Tout y est sombre, noir, désolant, à commencer par la famille, qui compte seize enfants, dirigée d'une main ferme par une grand-mère toute puissante. Ils vivent à la campagne, sur une ferme, dans la misère la plus abjecte. Les parents, occupés par les travaux des champs, sont quasi absents; Grand-Mère Antoinette, aidée de M. le curé, trône de tout son poids sur cette « petite misère ». 

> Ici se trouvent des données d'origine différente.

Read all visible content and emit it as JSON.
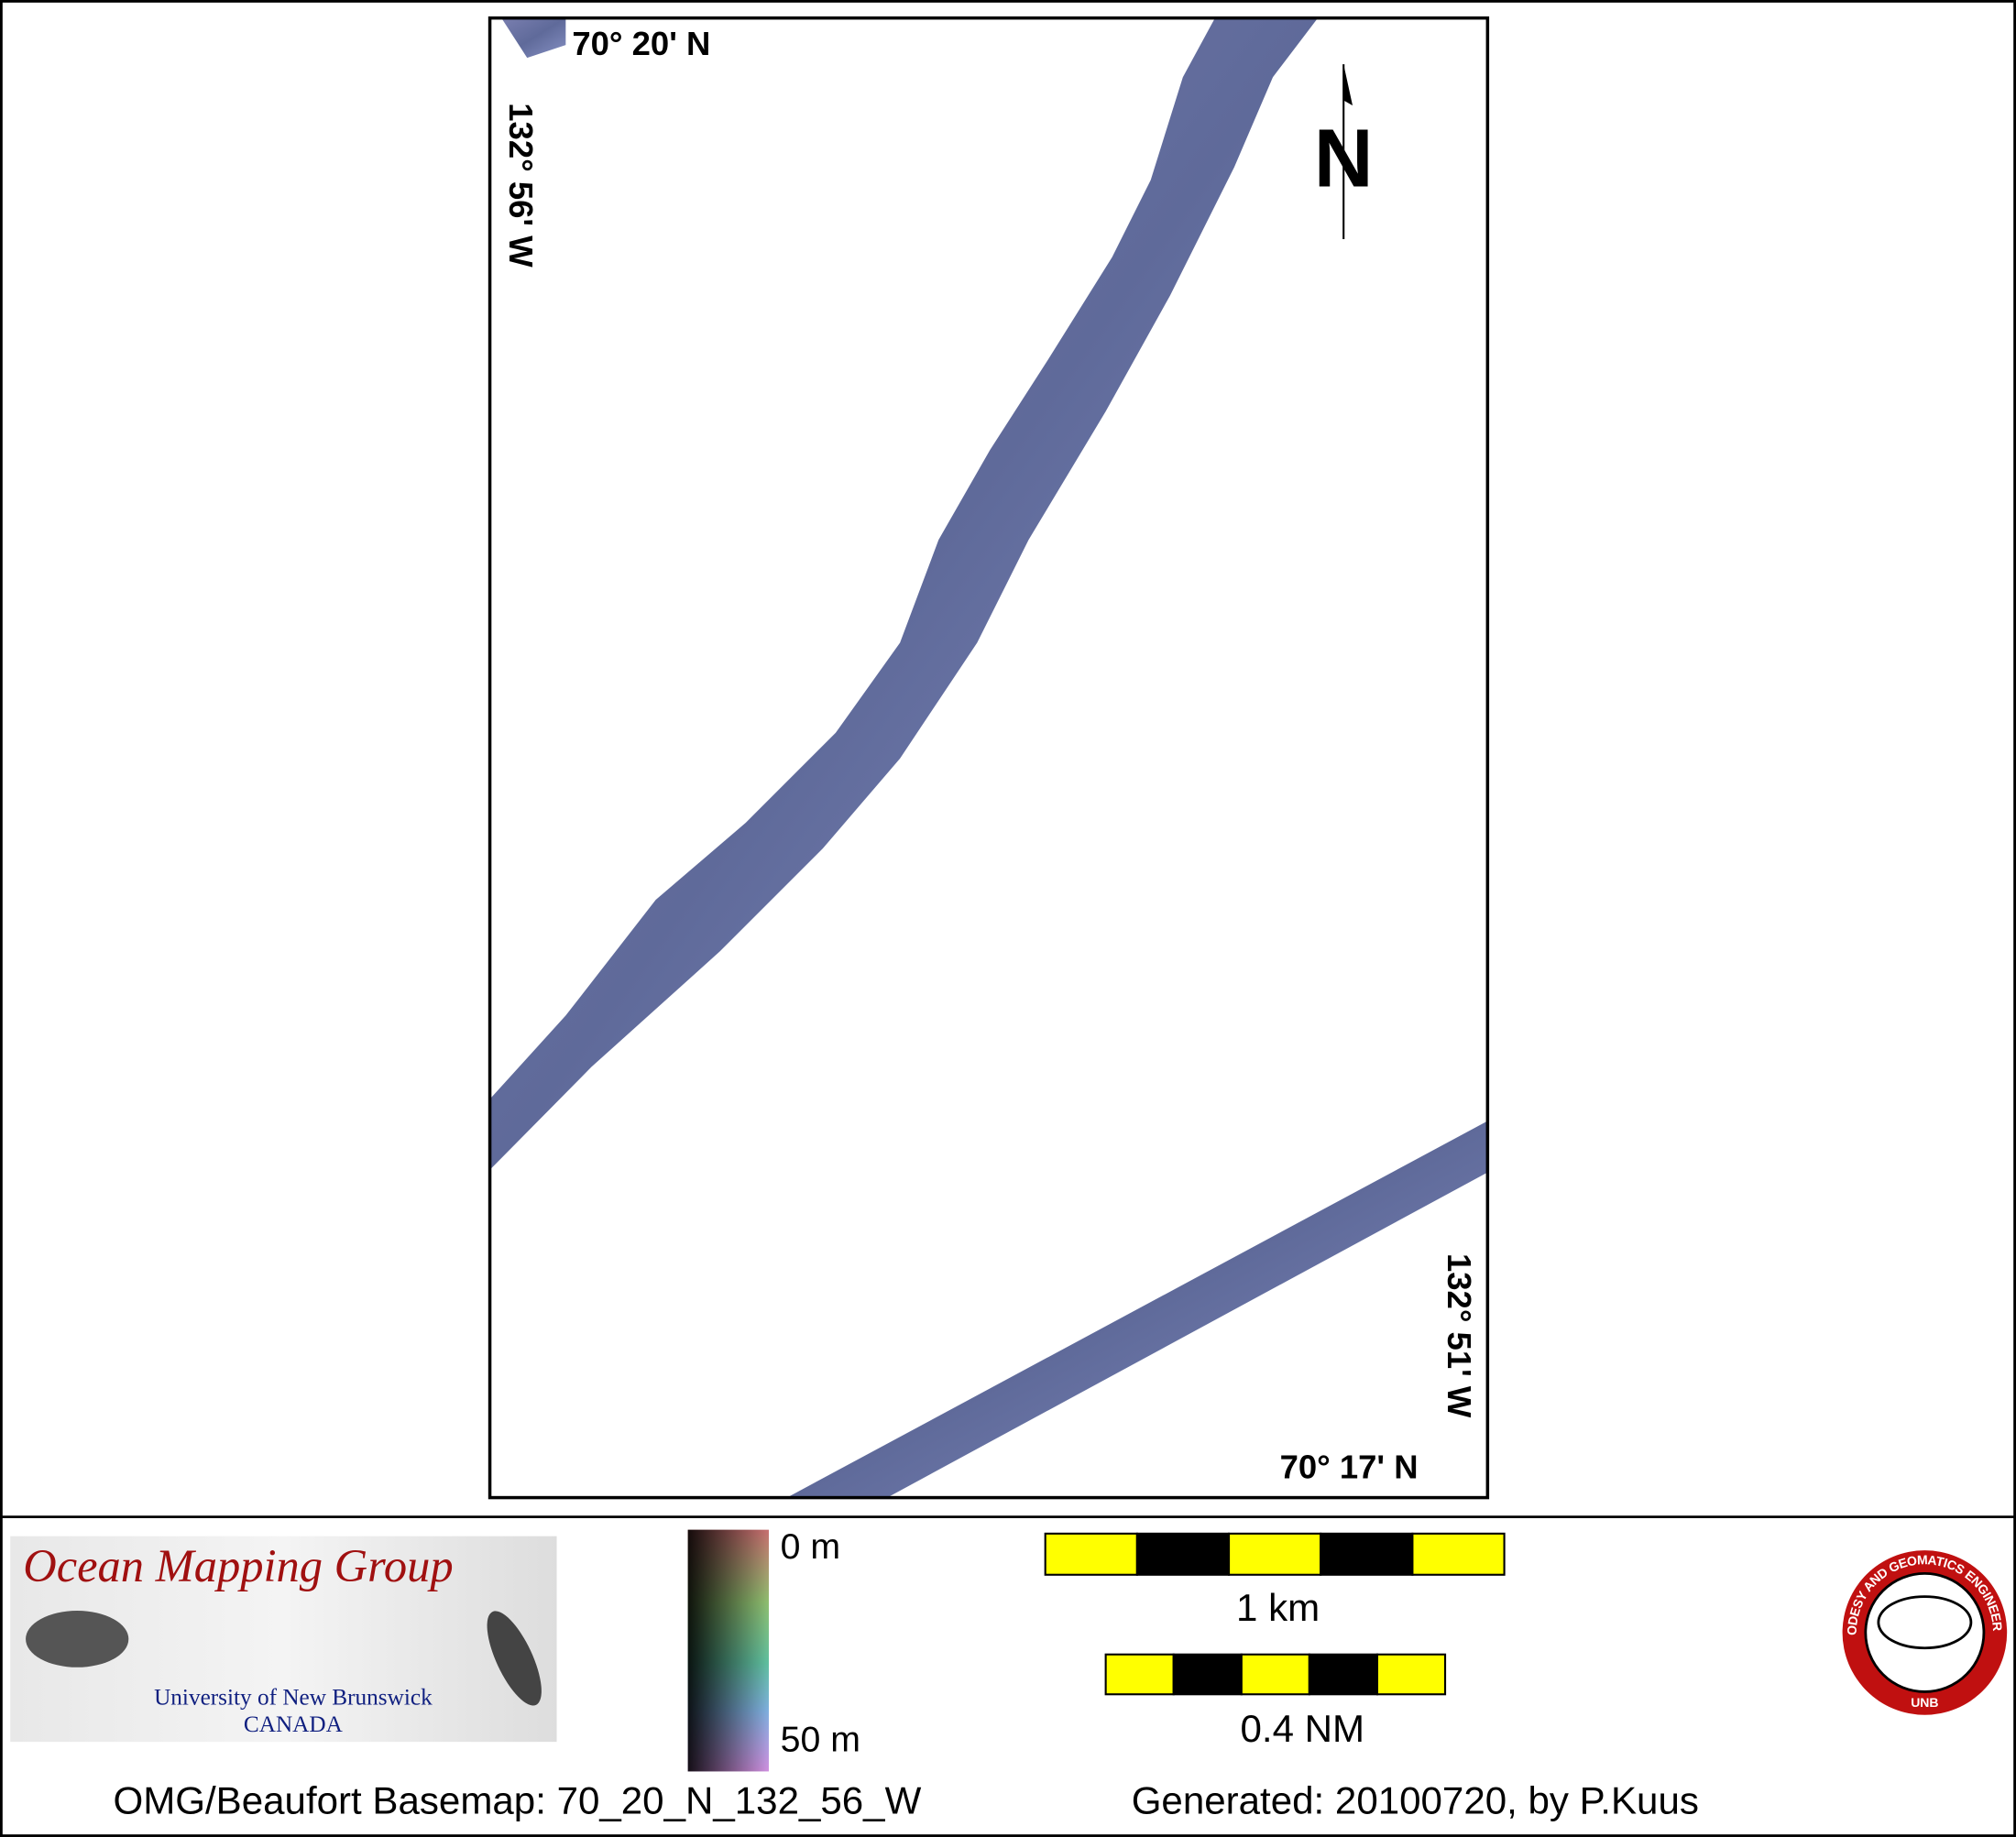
{
  "map": {
    "corners": {
      "top_lat": "70° 20' N",
      "left_lon": "132° 56' W",
      "bottom_lat": "70° 17' N",
      "right_lon": "132° 51' W"
    },
    "north_arrow": "N"
  },
  "footer": {
    "logo": {
      "title": "Ocean Mapping Group",
      "line1": "University of New Brunswick",
      "line2": "CANADA"
    },
    "depth_scale": {
      "top": "0 m",
      "bottom": "50 m"
    },
    "scale_bars": [
      "1 km",
      "0.4 NM"
    ],
    "unb_logo": {
      "ring": "GEODESY AND GEOMATICS ENGINEERING",
      "center": "UNB"
    },
    "caption": {
      "basemap": "OMG/Beaufort Basemap: 70_20_N_132_56_W",
      "generated": "Generated: 20100720, by P.Kuus"
    }
  }
}
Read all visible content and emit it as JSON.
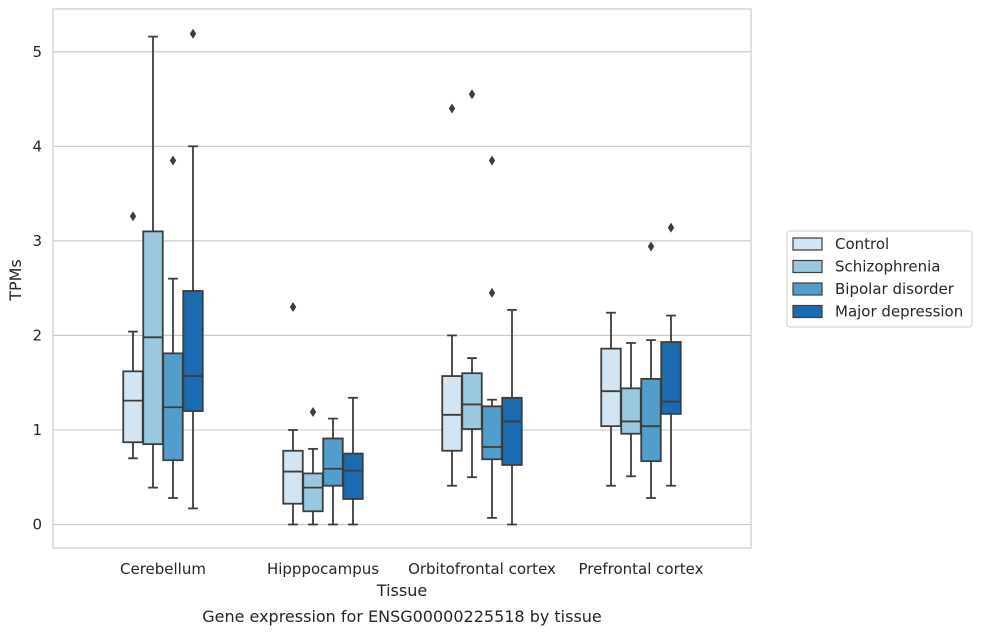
{
  "chart_data": {
    "type": "boxplot",
    "title": "Gene expression for ENSG00000225518 by tissue",
    "xlabel": "Tissue",
    "ylabel": "TPMs",
    "ylim": [
      -0.25,
      5.45
    ],
    "yticks": [
      "0",
      "1",
      "2",
      "3",
      "4",
      "5"
    ],
    "grid": "horizontal",
    "legend_position": "right",
    "categories": [
      "Cerebellum",
      "Hipppocampus",
      "Orbitofrontal cortex",
      "Prefrontal cortex"
    ],
    "series": [
      {
        "name": "Control",
        "color": "#d3e4f3",
        "boxes": [
          {
            "whisker_low": 0.7,
            "q1": 0.87,
            "median": 1.31,
            "q3": 1.62,
            "whisker_high": 2.04,
            "outliers": [
              3.26
            ]
          },
          {
            "whisker_low": 0.0,
            "q1": 0.22,
            "median": 0.56,
            "q3": 0.78,
            "whisker_high": 1.0,
            "outliers": [
              2.3
            ]
          },
          {
            "whisker_low": 0.41,
            "q1": 0.78,
            "median": 1.16,
            "q3": 1.57,
            "whisker_high": 2.0,
            "outliers": [
              4.4
            ]
          },
          {
            "whisker_low": 0.41,
            "q1": 1.04,
            "median": 1.41,
            "q3": 1.86,
            "whisker_high": 2.24,
            "outliers": []
          }
        ]
      },
      {
        "name": "Schizophrenia",
        "color": "#9ac8e0",
        "boxes": [
          {
            "whisker_low": 0.39,
            "q1": 0.85,
            "median": 1.98,
            "q3": 3.1,
            "whisker_high": 5.16,
            "outliers": []
          },
          {
            "whisker_low": 0.0,
            "q1": 0.14,
            "median": 0.39,
            "q3": 0.54,
            "whisker_high": 0.8,
            "outliers": [
              1.19
            ]
          },
          {
            "whisker_low": 0.5,
            "q1": 1.01,
            "median": 1.27,
            "q3": 1.6,
            "whisker_high": 1.76,
            "outliers": [
              4.55
            ]
          },
          {
            "whisker_low": 0.51,
            "q1": 0.96,
            "median": 1.09,
            "q3": 1.44,
            "whisker_high": 1.92,
            "outliers": []
          }
        ]
      },
      {
        "name": "Bipolar disorder",
        "color": "#529dcc",
        "boxes": [
          {
            "whisker_low": 0.28,
            "q1": 0.68,
            "median": 1.24,
            "q3": 1.81,
            "whisker_high": 2.6,
            "outliers": [
              3.85
            ]
          },
          {
            "whisker_low": 0.0,
            "q1": 0.41,
            "median": 0.59,
            "q3": 0.91,
            "whisker_high": 1.12,
            "outliers": []
          },
          {
            "whisker_low": 0.07,
            "q1": 0.69,
            "median": 0.82,
            "q3": 1.25,
            "whisker_high": 1.32,
            "outliers": [
              2.45,
              3.85
            ]
          },
          {
            "whisker_low": 0.28,
            "q1": 0.67,
            "median": 1.04,
            "q3": 1.54,
            "whisker_high": 1.95,
            "outliers": [
              2.94
            ]
          }
        ]
      },
      {
        "name": "Major depression",
        "color": "#1c6aaf",
        "boxes": [
          {
            "whisker_low": 0.17,
            "q1": 1.2,
            "median": 1.57,
            "q3": 2.47,
            "whisker_high": 4.0,
            "outliers": [
              5.19
            ]
          },
          {
            "whisker_low": 0.0,
            "q1": 0.27,
            "median": 0.57,
            "q3": 0.75,
            "whisker_high": 1.34,
            "outliers": []
          },
          {
            "whisker_low": 0.0,
            "q1": 0.63,
            "median": 1.09,
            "q3": 1.34,
            "whisker_high": 2.27,
            "outliers": []
          },
          {
            "whisker_low": 0.41,
            "q1": 1.17,
            "median": 1.3,
            "q3": 1.93,
            "whisker_high": 2.21,
            "outliers": [
              3.14
            ]
          }
        ]
      }
    ]
  }
}
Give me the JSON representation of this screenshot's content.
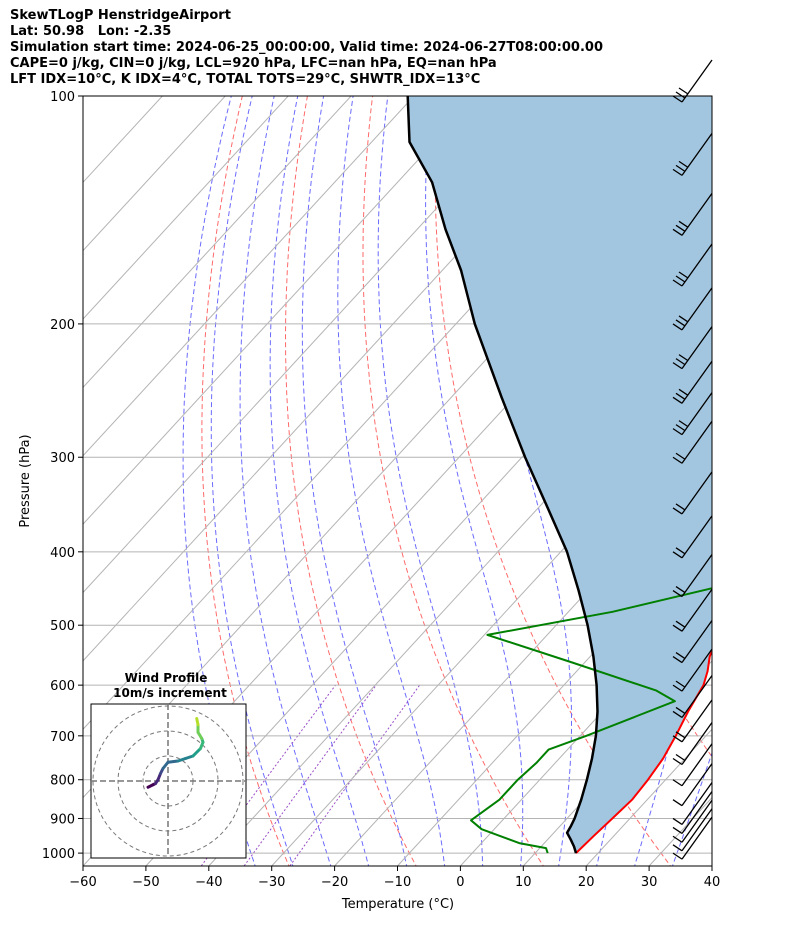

L’image de la société est particulièrement noire : le curé est un ivrogne, le notaire un vieux gâteux, les institutrices des ignorantes, les dirigeants du noviciat et de l’école de réforme des sadiques pervers. Dans la famille, ou tu es un imbécile heureux ou tu essaies de te distinguer et tu es victime de violence et de rejet. L’éducation passe par la violence. Les enfants souffrent du froid et de la faim, la mère est une machine à travailler, à enfanter, et doit subir chaque soir les assauts d’un mari violent pour qui elle n’est qu’un objet de plaisir. 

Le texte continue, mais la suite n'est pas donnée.